Psittacastis cosmodoxa

Scientific classification
- Kingdom: Animalia
- Phylum: Arthropoda
- Clade: Pancrustacea
- Class: Insecta
- Order: Lepidoptera
- Family: Depressariidae
- Genus: Psittacastis
- Species: P. cosmodoxa
- Binomial name: Psittacastis cosmodoxa Meyrick, 1921

= Psittacastis cosmodoxa =

- Authority: Meyrick, 1921

Species of moth

Psittacastis cosmodoxa is a moth in the family Depressariidae. It was described by Edward Meyrick in 1921. It is found in Peru.

The wingspan is about 13 mm.
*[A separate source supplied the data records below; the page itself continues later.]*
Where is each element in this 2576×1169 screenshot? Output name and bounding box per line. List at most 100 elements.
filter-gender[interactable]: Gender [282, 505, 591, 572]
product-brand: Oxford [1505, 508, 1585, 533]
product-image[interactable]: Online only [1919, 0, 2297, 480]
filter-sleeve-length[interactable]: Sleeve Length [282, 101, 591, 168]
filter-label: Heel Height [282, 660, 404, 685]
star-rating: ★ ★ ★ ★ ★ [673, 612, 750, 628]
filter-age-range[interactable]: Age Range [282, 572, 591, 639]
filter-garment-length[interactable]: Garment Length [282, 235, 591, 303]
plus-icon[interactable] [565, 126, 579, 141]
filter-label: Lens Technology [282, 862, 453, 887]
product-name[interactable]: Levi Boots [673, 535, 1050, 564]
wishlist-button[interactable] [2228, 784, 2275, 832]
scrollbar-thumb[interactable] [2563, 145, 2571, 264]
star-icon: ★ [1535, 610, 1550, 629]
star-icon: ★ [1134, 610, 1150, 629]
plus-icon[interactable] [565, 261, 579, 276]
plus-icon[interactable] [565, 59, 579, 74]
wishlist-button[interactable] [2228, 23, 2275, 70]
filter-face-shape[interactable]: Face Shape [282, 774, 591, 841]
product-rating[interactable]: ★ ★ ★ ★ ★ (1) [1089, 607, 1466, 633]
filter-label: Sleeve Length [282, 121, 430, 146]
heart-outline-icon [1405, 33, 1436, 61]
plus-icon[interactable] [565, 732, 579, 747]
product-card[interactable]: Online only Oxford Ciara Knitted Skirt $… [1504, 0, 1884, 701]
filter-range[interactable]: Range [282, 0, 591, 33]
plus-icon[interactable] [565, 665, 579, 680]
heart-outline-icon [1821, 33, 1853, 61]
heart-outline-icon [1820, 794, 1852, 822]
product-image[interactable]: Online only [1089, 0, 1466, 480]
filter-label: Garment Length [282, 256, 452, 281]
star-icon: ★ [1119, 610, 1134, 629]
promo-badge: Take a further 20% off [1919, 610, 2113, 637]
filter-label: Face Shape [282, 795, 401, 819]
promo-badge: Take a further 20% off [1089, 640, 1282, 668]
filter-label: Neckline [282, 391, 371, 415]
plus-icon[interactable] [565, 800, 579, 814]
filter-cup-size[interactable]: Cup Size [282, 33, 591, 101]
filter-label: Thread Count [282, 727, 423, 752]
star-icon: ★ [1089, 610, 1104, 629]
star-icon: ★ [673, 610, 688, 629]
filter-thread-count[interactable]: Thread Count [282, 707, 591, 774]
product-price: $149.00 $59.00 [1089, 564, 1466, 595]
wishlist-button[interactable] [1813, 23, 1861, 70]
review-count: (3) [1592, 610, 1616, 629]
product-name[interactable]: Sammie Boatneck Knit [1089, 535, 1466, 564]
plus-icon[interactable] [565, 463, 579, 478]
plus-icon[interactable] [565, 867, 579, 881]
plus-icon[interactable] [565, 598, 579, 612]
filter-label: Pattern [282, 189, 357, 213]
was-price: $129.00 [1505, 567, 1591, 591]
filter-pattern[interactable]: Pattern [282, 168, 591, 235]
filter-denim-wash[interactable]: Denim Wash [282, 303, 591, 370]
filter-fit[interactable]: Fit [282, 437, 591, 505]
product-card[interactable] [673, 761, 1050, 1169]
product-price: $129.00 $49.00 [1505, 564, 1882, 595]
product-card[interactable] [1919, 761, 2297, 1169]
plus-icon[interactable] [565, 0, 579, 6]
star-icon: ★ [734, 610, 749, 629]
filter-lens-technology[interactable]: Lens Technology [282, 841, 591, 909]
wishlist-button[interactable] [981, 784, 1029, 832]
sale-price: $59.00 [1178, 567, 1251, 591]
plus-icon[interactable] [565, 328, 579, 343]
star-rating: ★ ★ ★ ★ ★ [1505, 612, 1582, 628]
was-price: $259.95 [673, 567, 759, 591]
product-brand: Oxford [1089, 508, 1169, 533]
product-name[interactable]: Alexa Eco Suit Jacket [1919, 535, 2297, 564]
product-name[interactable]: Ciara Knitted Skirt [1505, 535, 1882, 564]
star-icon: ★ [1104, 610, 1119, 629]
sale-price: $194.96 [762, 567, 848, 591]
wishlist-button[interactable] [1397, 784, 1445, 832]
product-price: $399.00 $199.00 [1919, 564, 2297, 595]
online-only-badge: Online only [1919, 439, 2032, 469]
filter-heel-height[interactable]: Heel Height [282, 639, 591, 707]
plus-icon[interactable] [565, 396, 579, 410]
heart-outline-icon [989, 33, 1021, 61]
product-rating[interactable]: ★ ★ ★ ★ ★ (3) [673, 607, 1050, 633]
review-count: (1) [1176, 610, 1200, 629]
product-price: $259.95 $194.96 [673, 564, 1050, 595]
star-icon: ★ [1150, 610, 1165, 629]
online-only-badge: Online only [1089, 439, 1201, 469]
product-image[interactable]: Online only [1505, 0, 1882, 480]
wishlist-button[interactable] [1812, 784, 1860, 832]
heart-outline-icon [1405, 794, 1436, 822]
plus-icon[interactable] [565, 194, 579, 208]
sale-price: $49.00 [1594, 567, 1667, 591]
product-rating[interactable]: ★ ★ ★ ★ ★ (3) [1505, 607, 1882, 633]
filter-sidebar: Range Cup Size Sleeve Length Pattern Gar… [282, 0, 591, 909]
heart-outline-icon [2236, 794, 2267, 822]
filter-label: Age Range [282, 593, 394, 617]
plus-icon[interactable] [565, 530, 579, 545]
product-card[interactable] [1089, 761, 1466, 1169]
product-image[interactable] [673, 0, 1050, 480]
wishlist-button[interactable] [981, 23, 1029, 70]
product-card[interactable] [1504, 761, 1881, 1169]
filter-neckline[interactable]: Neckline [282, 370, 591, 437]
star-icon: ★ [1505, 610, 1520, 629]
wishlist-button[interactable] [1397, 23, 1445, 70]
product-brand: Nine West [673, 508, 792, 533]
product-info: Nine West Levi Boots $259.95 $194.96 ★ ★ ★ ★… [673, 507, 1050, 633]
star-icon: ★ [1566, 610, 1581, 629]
The forewings are leaden grey with a rather oblique violet-golden-metallic streak from the costa at one-third, edged with black on both sides, more broadly towards the costa anteriorly, almost meeting a similar erect streak from the dorsum in the middle, edged black anteriorly. Beyond these is a broad brownish-ochreous transverse band dilated towards the costa, limited posteriorly by an inwards-oblique pale yellowish black-edged mark from the costa at four-fifths and an erect violet-golden-metallic streak from the dorsum at four-fifths. A rather down-curved light blue-grey line connects the apices of the two dorsal streaks and from the apex of the yellowish mark, a violet-golden-metallic line runs to the apex of a rather oblique blue-grey fasciate streak from the middle of the costa. There is also a blue-grey line along the costa from the middle to the yellowish mark and a violet-golden-metallic terminal fascia. The apical prominence is orange. The hindwings are dark fuscous.